To avoid false clustering of unrelated domain family models, formation of novel larger clusters was disabled during the production of CDD version v3.11, released in early 2014. For the current version v3.12, CDD curators manually reviewed 649 newly formed clusters, those that merged previous smaller clusters or domain models that had not been included in clusters at all. Clusters that bridged domain models not related by common descent were broken up into their respective smaller units, if such a determination could be made based on available 3D structure, functional annotation, and comparison with other public resources of similar scope and coverage (1). CDD curators used the Cytoscape (10) program to visualize clusters of domains with overlapping sequence, as network displays indicating the presence and amount of overlapping sequence annotation between dozens or hundreds of domain models in a cluster were invaluable in spotting and investigating questionable relationships. More than 700 individual domain model pairs were blocked from forming clusters as a result of this review, largely avoiding false clusters that would confound domain architecture analysis available via the CDART resource (9), as the latter depends on the assignment of superfamily-level domain footprints. Manual review of newly formed family clusters will be continued as long as necessary and while an updated clustering procedure is being developed.

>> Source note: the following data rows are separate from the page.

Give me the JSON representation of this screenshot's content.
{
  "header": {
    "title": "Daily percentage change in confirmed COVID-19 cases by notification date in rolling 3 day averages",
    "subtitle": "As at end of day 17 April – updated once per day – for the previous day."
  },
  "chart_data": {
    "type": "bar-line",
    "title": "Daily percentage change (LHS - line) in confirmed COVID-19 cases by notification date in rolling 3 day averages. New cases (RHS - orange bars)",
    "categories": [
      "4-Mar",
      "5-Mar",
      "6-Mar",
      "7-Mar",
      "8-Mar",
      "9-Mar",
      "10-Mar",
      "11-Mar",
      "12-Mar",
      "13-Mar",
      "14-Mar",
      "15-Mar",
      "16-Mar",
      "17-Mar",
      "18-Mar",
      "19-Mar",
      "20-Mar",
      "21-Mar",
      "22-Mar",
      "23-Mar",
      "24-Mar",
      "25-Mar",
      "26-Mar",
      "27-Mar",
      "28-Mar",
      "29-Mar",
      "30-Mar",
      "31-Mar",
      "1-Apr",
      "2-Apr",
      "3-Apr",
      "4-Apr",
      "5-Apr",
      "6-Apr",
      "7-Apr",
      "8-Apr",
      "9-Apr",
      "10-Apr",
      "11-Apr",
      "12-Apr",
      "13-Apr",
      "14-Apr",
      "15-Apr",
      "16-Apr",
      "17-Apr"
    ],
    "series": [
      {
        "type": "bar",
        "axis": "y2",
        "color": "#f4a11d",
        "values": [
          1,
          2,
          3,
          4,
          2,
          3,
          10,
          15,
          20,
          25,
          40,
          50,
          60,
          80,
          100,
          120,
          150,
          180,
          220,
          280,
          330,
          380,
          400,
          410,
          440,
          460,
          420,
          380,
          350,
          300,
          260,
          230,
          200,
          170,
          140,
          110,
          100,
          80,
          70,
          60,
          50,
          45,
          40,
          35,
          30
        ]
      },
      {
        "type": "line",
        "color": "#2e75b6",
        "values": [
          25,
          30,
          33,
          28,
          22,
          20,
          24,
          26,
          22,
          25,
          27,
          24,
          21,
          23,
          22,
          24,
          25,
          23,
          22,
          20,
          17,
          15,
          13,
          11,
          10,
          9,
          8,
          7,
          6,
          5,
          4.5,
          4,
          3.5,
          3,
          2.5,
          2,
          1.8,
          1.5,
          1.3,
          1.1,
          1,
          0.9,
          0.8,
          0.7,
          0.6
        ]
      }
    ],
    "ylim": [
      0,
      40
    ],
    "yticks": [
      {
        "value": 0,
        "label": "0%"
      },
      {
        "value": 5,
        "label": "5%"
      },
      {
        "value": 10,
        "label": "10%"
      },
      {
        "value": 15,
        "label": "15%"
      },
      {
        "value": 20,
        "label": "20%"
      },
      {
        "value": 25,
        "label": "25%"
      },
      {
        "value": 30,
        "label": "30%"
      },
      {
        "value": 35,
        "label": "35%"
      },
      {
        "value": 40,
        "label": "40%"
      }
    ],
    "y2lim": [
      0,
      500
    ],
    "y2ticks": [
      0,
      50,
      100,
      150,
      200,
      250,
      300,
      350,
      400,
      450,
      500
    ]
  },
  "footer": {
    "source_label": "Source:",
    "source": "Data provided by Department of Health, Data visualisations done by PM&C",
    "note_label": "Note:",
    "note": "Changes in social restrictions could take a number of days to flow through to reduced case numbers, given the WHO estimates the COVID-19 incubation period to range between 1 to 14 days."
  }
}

The majority of protein domain models in CDD are "singletons" that do not form clusters with other domain models. As a result, they are the sole member of their superfamily. Superfamilies that contain more than one model are indexed in the Entrez/CDD database, and their content can be visualized as conserved domain summary pages or via link data in Entrez that associate each superfamily cluster with its constituent models. Superfamily cluster models are given the accession prefix ‘cl’.

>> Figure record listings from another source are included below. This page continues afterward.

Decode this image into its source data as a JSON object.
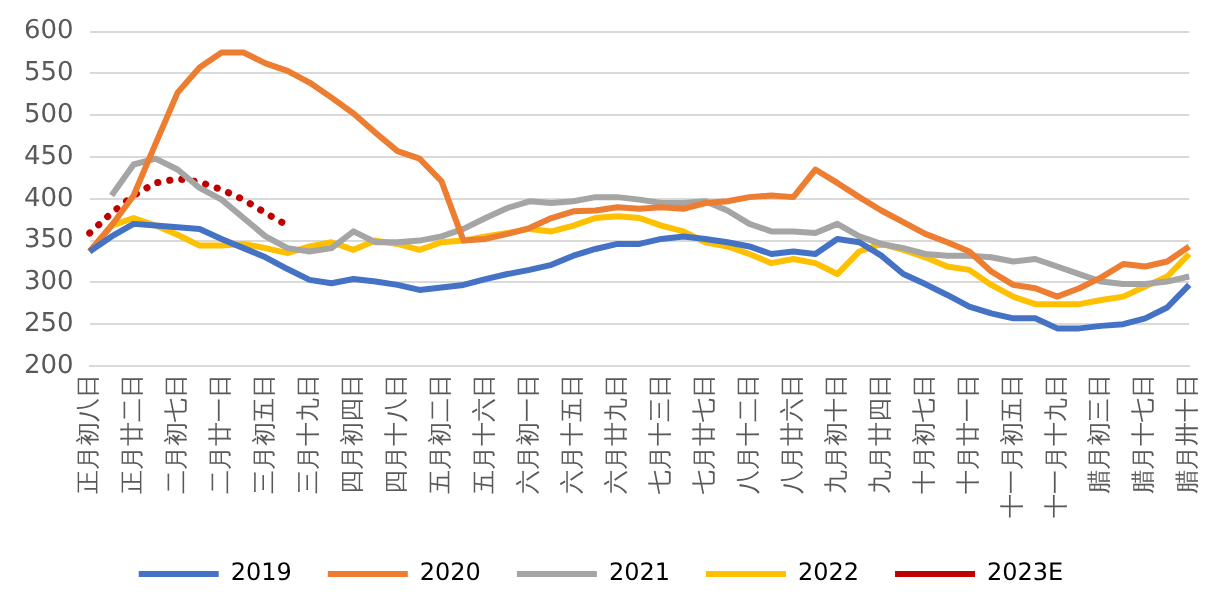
{
  "chart_data": {
    "type": "line",
    "categories": [
      "正月初八日",
      null,
      "正月廿二日",
      null,
      "二月初七日",
      null,
      "二月廿一日",
      null,
      "三月初五日",
      null,
      "三月十九日",
      null,
      "四月初四日",
      null,
      "四月十八日",
      null,
      "五月初二日",
      null,
      "五月十六日",
      null,
      "六月初一日",
      null,
      "六月十五日",
      null,
      "六月廿九日",
      null,
      "七月十三日",
      null,
      "七月廿七日",
      null,
      "八月十二日",
      null,
      "八月廿六日",
      null,
      "九月初十日",
      null,
      "九月廿四日",
      null,
      "十月初七日",
      null,
      "十月廿一日",
      null,
      "十一月初五日",
      null,
      "十一月十九日",
      null,
      "腊月初三日",
      null,
      "腊月十七日",
      null,
      "腊月卅十日"
    ],
    "series": [
      {
        "name": "2019",
        "color": "#4472c4",
        "values": [
          337,
          355,
          370,
          368,
          366,
          364,
          352,
          341,
          330,
          316,
          303,
          299,
          304,
          301,
          297,
          291,
          294,
          297,
          304,
          310,
          315,
          321,
          332,
          340,
          346,
          346,
          352,
          355,
          352,
          348,
          343,
          334,
          337,
          334,
          352,
          348,
          332,
          310,
          298,
          285,
          271,
          263,
          257,
          257,
          245,
          245,
          248,
          250,
          257,
          270,
          297
        ]
      },
      {
        "name": "2020",
        "color": "#ed7d31",
        "values": [
          337,
          368,
          404,
          466,
          527,
          557,
          575,
          575,
          562,
          553,
          539,
          521,
          502,
          479,
          457,
          448,
          421,
          350,
          352,
          358,
          365,
          377,
          385,
          386,
          390,
          388,
          390,
          388,
          395,
          397,
          402,
          404,
          402,
          435,
          419,
          402,
          386,
          372,
          358,
          348,
          337,
          313,
          297,
          293,
          283,
          293,
          306,
          322,
          319,
          325,
          343
        ]
      },
      {
        "name": "2021",
        "color": "#a5a5a5",
        "values": [
          null,
          404,
          441,
          448,
          435,
          413,
          399,
          377,
          355,
          341,
          337,
          341,
          361,
          348,
          348,
          350,
          355,
          364,
          377,
          389,
          397,
          395,
          397,
          402,
          402,
          399,
          395,
          395,
          397,
          386,
          370,
          361,
          361,
          359,
          370,
          355,
          346,
          341,
          334,
          332,
          332,
          330,
          325,
          328,
          319,
          310,
          301,
          298,
          298,
          301,
          307
        ]
      },
      {
        "name": "2022",
        "color": "#ffc000",
        "values": [
          337,
          368,
          377,
          368,
          357,
          344,
          344,
          346,
          341,
          335,
          343,
          348,
          339,
          350,
          346,
          339,
          348,
          350,
          355,
          359,
          364,
          361,
          368,
          377,
          379,
          377,
          368,
          361,
          348,
          343,
          334,
          323,
          328,
          323,
          310,
          337,
          346,
          339,
          330,
          319,
          315,
          297,
          283,
          274,
          274,
          274,
          279,
          283,
          295,
          307,
          334
        ]
      },
      {
        "name": "2023E",
        "color": "#c00000",
        "line_style": "dotted",
        "values": [
          359,
          383,
          404,
          419,
          424,
          420,
          411,
          399,
          383,
          368,
          null,
          null,
          null,
          null,
          null,
          null,
          null,
          null,
          null,
          null,
          null,
          null,
          null,
          null,
          null,
          null,
          null,
          null,
          null,
          null,
          null,
          null,
          null,
          null,
          null,
          null,
          null,
          null,
          null,
          null,
          null,
          null,
          null,
          null,
          null,
          null,
          null,
          null,
          null,
          null,
          null
        ]
      }
    ],
    "ylim": [
      200,
      600
    ],
    "yticks": [
      200,
      250,
      300,
      350,
      400,
      450,
      500,
      550,
      600
    ],
    "grid": "y",
    "legend": "bottom",
    "line_style": "solid",
    "marker": "none"
  }
}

IMPROVING DOMAIN ANNOTATION VIA COMMON DOMAIN ARCHITECTURES
Conserved domain models utilized in CDD's annotation procedures may not yield significant scores with all sequence fragments that are true members of the respective family. One reason is that domains may be relatively short and sequence-diverse, giving rise to position-specific scoring matrices that fail to separate all true positive family members from false positives.

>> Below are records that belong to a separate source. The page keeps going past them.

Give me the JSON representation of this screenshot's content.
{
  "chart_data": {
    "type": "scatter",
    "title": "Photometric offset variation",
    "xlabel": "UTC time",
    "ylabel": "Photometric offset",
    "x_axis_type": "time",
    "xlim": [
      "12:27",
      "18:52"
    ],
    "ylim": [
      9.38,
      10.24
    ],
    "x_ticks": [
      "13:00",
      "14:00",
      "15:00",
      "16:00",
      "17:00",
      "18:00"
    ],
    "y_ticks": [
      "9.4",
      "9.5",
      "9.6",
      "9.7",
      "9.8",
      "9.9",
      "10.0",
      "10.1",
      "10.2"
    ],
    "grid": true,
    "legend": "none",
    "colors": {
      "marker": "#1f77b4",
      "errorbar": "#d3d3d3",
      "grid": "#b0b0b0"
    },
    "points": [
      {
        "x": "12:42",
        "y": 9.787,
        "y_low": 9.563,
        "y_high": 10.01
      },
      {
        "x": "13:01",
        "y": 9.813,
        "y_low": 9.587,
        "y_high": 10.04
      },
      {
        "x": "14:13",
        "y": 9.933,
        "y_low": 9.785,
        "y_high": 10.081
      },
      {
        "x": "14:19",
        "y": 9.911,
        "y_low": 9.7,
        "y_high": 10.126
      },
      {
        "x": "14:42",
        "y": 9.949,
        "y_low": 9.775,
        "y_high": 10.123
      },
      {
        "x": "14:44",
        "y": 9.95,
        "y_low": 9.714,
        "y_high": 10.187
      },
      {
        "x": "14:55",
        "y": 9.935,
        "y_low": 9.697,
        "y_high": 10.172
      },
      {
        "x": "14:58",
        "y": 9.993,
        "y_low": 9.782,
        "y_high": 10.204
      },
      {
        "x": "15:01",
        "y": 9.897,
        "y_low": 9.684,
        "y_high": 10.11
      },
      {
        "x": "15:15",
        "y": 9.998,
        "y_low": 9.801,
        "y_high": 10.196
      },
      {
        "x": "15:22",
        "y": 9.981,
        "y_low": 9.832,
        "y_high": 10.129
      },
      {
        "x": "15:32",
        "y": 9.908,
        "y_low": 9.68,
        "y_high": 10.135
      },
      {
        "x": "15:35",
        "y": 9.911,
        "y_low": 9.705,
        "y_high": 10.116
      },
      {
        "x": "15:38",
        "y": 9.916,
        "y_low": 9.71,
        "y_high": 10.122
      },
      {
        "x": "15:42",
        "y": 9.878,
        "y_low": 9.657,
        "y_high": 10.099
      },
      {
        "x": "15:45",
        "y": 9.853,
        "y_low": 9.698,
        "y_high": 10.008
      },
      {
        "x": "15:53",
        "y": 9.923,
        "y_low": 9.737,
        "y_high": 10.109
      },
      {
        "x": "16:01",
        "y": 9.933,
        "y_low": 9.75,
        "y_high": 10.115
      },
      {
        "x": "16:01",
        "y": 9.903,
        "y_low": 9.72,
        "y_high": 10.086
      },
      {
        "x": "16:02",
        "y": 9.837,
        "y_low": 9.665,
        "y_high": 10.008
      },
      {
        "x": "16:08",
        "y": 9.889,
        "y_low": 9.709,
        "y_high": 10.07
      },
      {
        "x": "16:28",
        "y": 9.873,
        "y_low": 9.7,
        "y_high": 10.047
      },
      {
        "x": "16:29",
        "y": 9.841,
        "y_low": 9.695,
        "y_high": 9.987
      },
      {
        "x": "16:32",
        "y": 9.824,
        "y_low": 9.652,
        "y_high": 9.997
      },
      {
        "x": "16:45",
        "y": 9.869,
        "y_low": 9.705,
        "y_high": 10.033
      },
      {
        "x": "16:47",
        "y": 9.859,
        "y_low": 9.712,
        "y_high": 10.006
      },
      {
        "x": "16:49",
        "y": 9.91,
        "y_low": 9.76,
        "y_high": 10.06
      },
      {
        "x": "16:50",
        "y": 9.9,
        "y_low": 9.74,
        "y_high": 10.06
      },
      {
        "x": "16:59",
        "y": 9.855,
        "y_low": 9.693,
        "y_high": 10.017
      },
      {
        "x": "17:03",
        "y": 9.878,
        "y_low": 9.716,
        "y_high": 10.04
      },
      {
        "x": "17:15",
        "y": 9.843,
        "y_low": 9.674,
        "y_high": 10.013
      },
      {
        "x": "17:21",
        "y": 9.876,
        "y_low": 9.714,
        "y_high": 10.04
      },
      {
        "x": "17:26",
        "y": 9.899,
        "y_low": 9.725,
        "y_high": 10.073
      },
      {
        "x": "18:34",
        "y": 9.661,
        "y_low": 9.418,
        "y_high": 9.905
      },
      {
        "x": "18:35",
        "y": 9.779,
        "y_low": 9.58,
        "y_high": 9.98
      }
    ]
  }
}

Recently, we have added an option to the live CD-Search interface that lets users run searches at an implicitly higher level of sensitivity and post-processes the results, so that domain hits falling just below the default borderline of significance may still be reported if they match a domain architecture context provided by other domain hits in the same query. When a user selects the corresponding search option, the live search is run at a higher E-value threshold (1.0 for the default reporting E-value threshold of 0.01), and additional domain hits are collected. CD-Search will then evaluate alternative domain architectures that can be formed including all the original hits and one or more of the additional domain hits. Alternative domain architectures are ranked by frequency. If the most frequent alternative architecture is found in NCBI's non-redundant protein database (NR) at least 20 times (this current threshold is subject to change as the size of the NR database increases), the additional domain hits contributing to that architecture are reported, using a novel display style that highlights their tentative status.
If additional domain hits that score above the default reporting E-value threshold are tandem repeats of a neighboring domain that was detected at the default E-value threshold, they are reported irrespective of the domain architecture's frequency in the NR database. Figure 1 shows the result of such a live search, for a query sequence derived from the PDB structure 2WOZ (11), as tracked by MMDB (12). In this example, an additional hit to a domain model is reported which is already found several times in a tandem repeat arrangement.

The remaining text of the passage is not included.